Sadly I believe you are going to have to perform those if checks somewhere. You might be able to defer them to different methods or objects, but the if check will still have to be done because you could have any combination of the various elements. Delegates are just pointers to functions and would not be helpful here as far as I can tell.

I suggest you do your best to make it as readable as possible. I'd start by dropping the "== true" for booleans. It's redundant. Possibly add comments and whitespace, and modularize as much as possible by moving functionality within the if statements into methods.

It might also be possible to redesign the logic behind the booleans.

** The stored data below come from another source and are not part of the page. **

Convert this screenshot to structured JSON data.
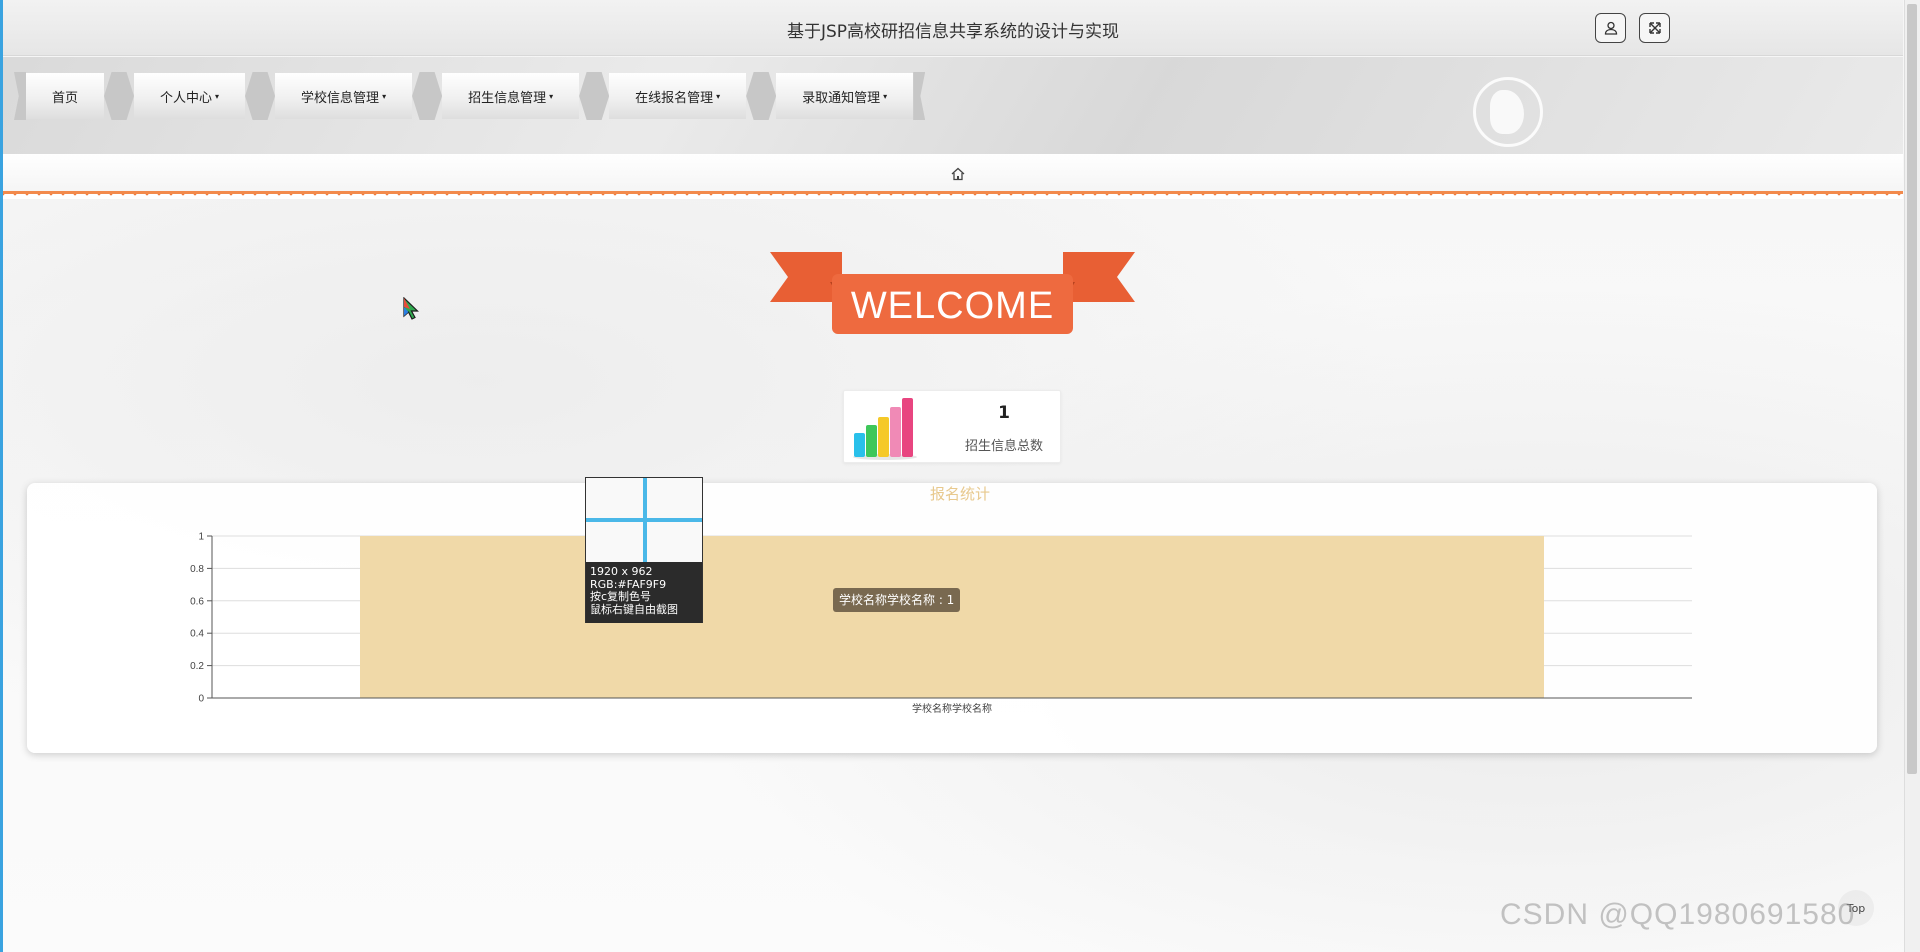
{
  "app": {
    "title": "基于JSP高校研招信息共享系统的设计与实现"
  },
  "topbar": {
    "user_icon": "user-icon",
    "fullscreen_icon": "fullscreen-icon"
  },
  "nav": {
    "items": [
      {
        "label": "首页",
        "dropdown": false
      },
      {
        "label": "个人中心",
        "dropdown": true
      },
      {
        "label": "学校信息管理",
        "dropdown": true
      },
      {
        "label": "招生信息管理",
        "dropdown": true
      },
      {
        "label": "在线报名管理",
        "dropdown": true
      },
      {
        "label": "录取通知管理",
        "dropdown": true
      }
    ],
    "caret": "▾"
  },
  "breadcrumb": {
    "icon": "home-icon"
  },
  "welcome": {
    "text": "WELCOME"
  },
  "stat": {
    "value": "1",
    "label": "招生信息总数"
  },
  "chart_data": {
    "type": "bar",
    "title": "报名统计",
    "categories": [
      "学校名称学校名称"
    ],
    "values": [
      1
    ],
    "ylim": [
      0,
      1
    ],
    "yticks": [
      "0",
      "0.2",
      "0.4",
      "0.6",
      "0.8",
      "1"
    ],
    "grid": true,
    "bar_color": "#f0d9a8",
    "tooltip": "学校名称学校名称 : 1"
  },
  "color_picker": {
    "size": "1920 x 962",
    "rgb": "RGB:#FAF9F9",
    "hint1": "按c复制色号",
    "hint2": "鼠标右键自由截图"
  },
  "footer": {
    "top_label": "Top",
    "watermark": "CSDN @QQ1980691580"
  },
  "colors": {
    "accent_orange": "#f07a3c",
    "banner_orange": "#ee6a3f",
    "bar": "#f0d9a8"
  }
}
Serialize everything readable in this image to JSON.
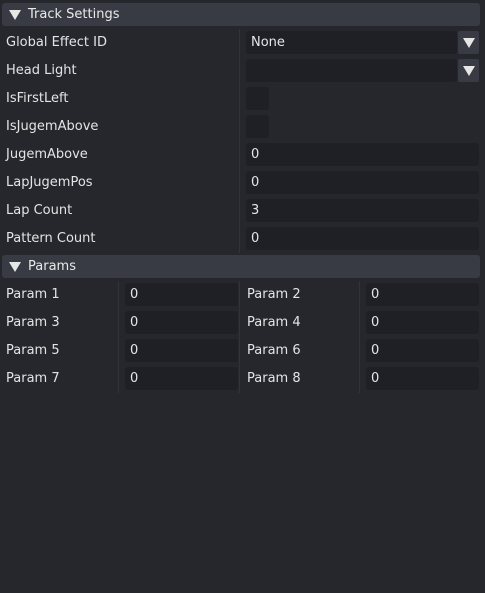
{
  "track_settings": {
    "header": "Track Settings",
    "global_effect_id": {
      "label": "Global Effect ID",
      "value": "None"
    },
    "head_light": {
      "label": "Head Light",
      "value": ""
    },
    "is_first_left": {
      "label": "IsFirstLeft",
      "checked": false
    },
    "is_jugem_above": {
      "label": "IsJugemAbove",
      "checked": false
    },
    "jugem_above": {
      "label": "JugemAbove",
      "value": "0"
    },
    "lap_jugem_pos": {
      "label": "LapJugemPos",
      "value": "0"
    },
    "lap_count": {
      "label": "Lap Count",
      "value": "3"
    },
    "pattern_count": {
      "label": "Pattern Count",
      "value": "0"
    }
  },
  "params": {
    "header": "Params",
    "items": [
      {
        "label": "Param 1",
        "value": "0"
      },
      {
        "label": "Param 2",
        "value": "0"
      },
      {
        "label": "Param 3",
        "value": "0"
      },
      {
        "label": "Param 4",
        "value": "0"
      },
      {
        "label": "Param 5",
        "value": "0"
      },
      {
        "label": "Param 6",
        "value": "0"
      },
      {
        "label": "Param 7",
        "value": "0"
      },
      {
        "label": "Param 8",
        "value": "0"
      }
    ]
  },
  "colors": {
    "background": "#25272d",
    "header": "#383b44",
    "field": "#1e2026",
    "text": "#e6e6e6"
  }
}
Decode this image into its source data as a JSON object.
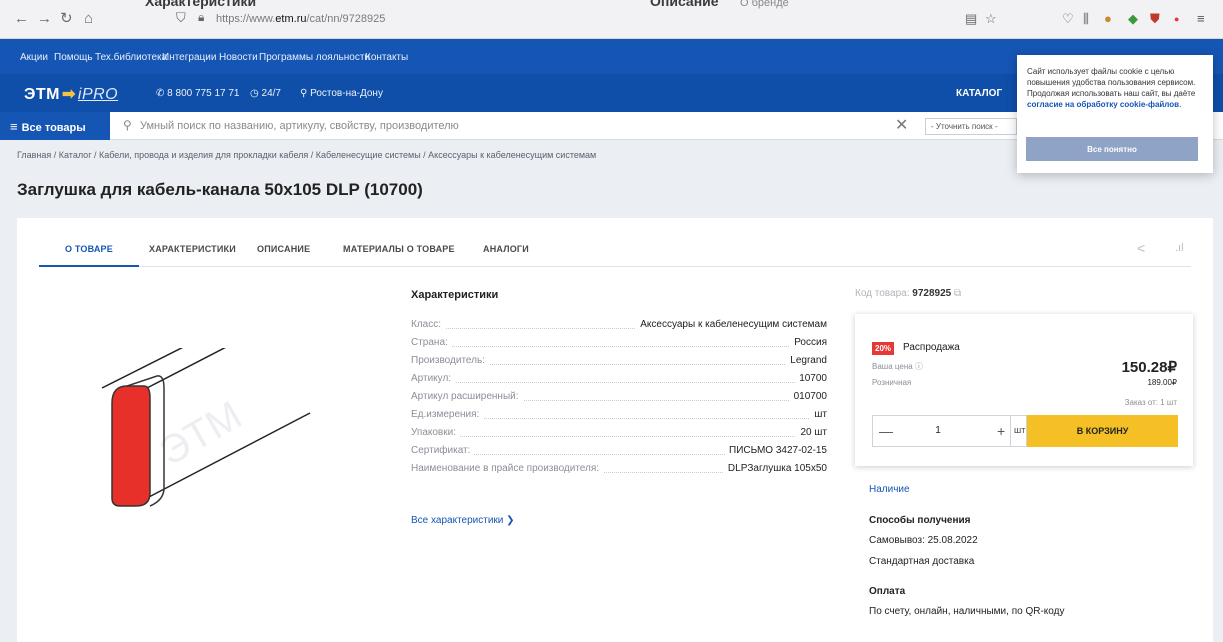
{
  "browser": {
    "ghost_tab_1": "Характеристики",
    "ghost_tab_2": "Описание",
    "ghost_tab_3": "О бренде",
    "url_prefix": "https://www.",
    "url_domain": "etm.ru",
    "url_path": "/cat/nn/9728925"
  },
  "topnav": {
    "links": [
      "Акции",
      "Помощь",
      "Тех.библиотека",
      "Интеграции",
      "Новости",
      "Программы лояльности",
      "Контакты"
    ]
  },
  "brand": {
    "logo_text": "ЭТМ",
    "logo_sub": "iPRO",
    "phone": "8 800 775 17 71",
    "hours": "24/7",
    "city": "Ростов-на-Дону",
    "catalog": "КАТАЛОГ"
  },
  "search": {
    "all_goods_label": "Все товары",
    "placeholder": "Умный поиск по названию, артикулу, свойству, производителю",
    "refine_label": "- Уточнить поиск -"
  },
  "breadcrumb": {
    "text": "Главная / Каталог / Кабели, провода и изделия для прокладки кабеля / Кабеленесущие системы / Аксессуары к кабеленесущим системам"
  },
  "product": {
    "title": "Заглушка для кабель-канала 50х105 DLP (10700)",
    "tabs": [
      "О ТОВАРЕ",
      "ХАРАКТЕРИСТИКИ",
      "ОПИСАНИЕ",
      "МАТЕРИАЛЫ О ТОВАРЕ",
      "АНАЛОГИ"
    ],
    "specs_title": "Характеристики",
    "specs": [
      {
        "label": "Класс:",
        "value": "Аксессуары к кабеленесущим системам"
      },
      {
        "label": "Страна:",
        "value": "Россия"
      },
      {
        "label": "Производитель:",
        "value": "Legrand"
      },
      {
        "label": "Артикул:",
        "value": "10700"
      },
      {
        "label": "Артикул расширенный:",
        "value": "010700"
      },
      {
        "label": "Ед.измерения:",
        "value": "шт"
      },
      {
        "label": "Упаковки:",
        "value": "20 шт"
      },
      {
        "label": "Сертификат:",
        "value": "ПИСЬМО 3427-02-15"
      },
      {
        "label": "Наименование в прайсе производителя:",
        "value": "DLPЗаглушка 105x50"
      }
    ],
    "all_specs_link": "Все характеристики",
    "code_label": "Код товара:",
    "code_value": "9728925"
  },
  "buy": {
    "badge": "20%",
    "sale_label": "Распродажа",
    "your_price_label": "Ваша цена",
    "price": "150.28₽",
    "retail_label": "Розничная",
    "retail_price": "189.00₽",
    "min_order": "Заказ от: 1 шт",
    "quantity": "1",
    "unit": "шт",
    "cart_button": "В КОРЗИНУ"
  },
  "delivery": {
    "availability": "Наличие",
    "methods_title": "Способы получения",
    "pickup": "Самовывоз: 25.08.2022",
    "standard": "Стандартная доставка",
    "payment_title": "Оплата",
    "payment_methods": "По счету, онлайн, наличными, по QR-коду"
  },
  "cookie": {
    "text": "Сайт использует файлы cookie с целью повышения удобства пользования сервисом. Продолжая использовать наш сайт, вы даёте",
    "link": "согласие на обработку cookie-файлов",
    "button": "Все понятно"
  },
  "colors": {
    "brand_blue": "#1556b4",
    "cart_yellow": "#f4c025",
    "badge_red": "#e53935"
  }
}
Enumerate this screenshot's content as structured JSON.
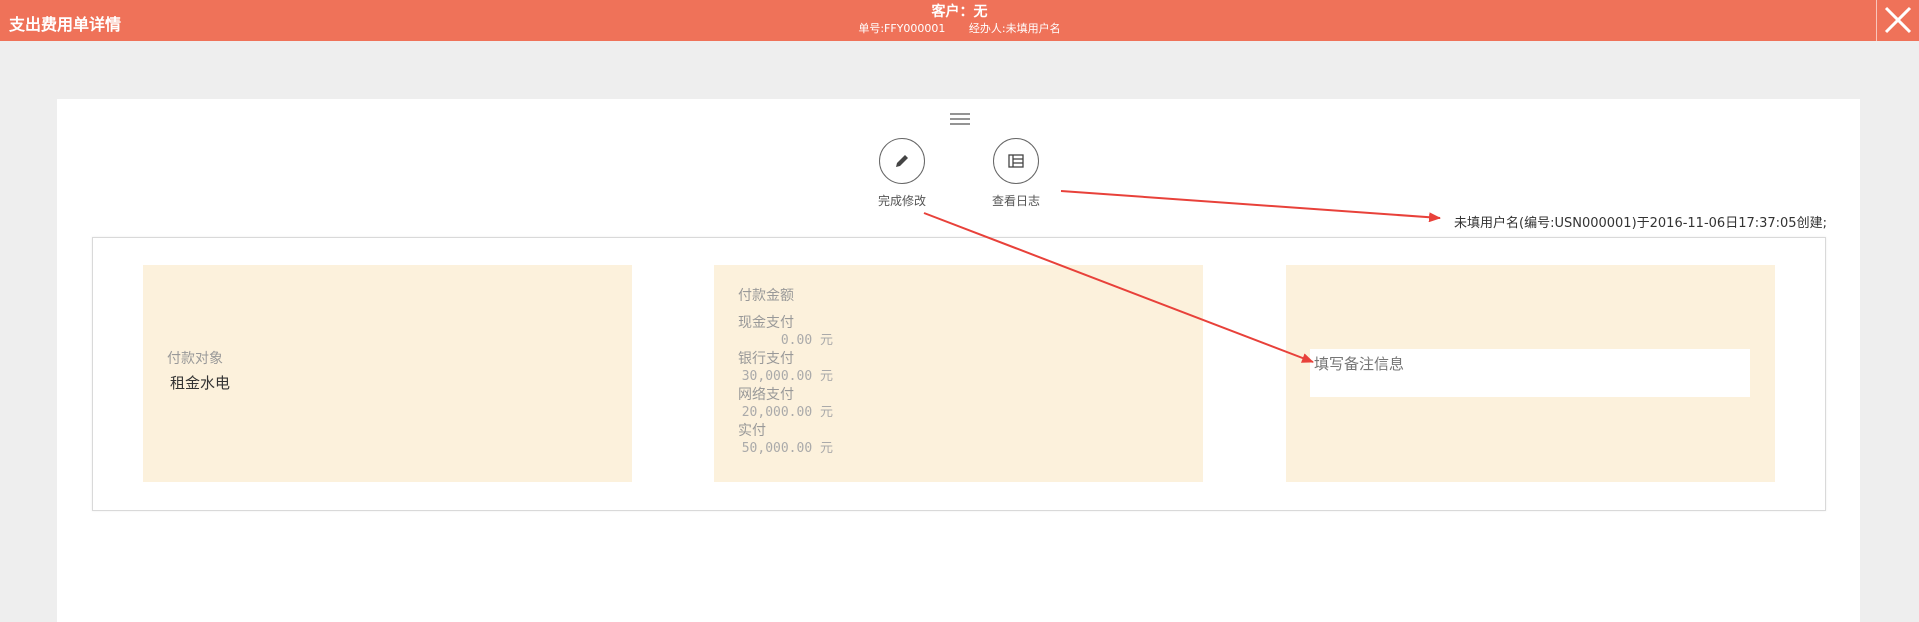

Perhaps you can implicitly infer that scripttables is false if there are not any tables? or something like that.
 
Delegates approach

If the number of boolean conditions were to increase drastically, then you could theoretically store a delegate to each "script x" method in a collection and then iterate through them, invoking the methods which are set by your boolean conditions.

C#:
    public class DelegateExample
    {

        private delegate void ScriptProdecure();


        public void GenerateScripts(bool[] options)
        {
            ScriptProcedure[] procs = {ScriptTables, ScriptSProcs, ScriptPermissions};

            //Iterate through options and if true, invoke appropriate proc
            for (int i = 0; i < options.Length; i++) {
                if (options[i]) procs[i]();
            }
        }

        private void ScriptTables()
        {}

        private void ScriptSProcs()
        {}

        private void ScriptPermissions()
        {}


        //Test example
        public static void Main(string[] args)
        {
            DelegateExample d = new DelegateExample();
            
            //Script tables and permissions
            d.GenerateScripts(new bool[] {true, false, true});
        }


    }

Then all you would need to do to add a new scripting procedure would be to define the method, and add it to the procs array. Note that the above code does not verify that the options array is the same length as the procs array.

I would only advocate this approach if you have many more boolean conditions - for just 3 it is certainly overkill.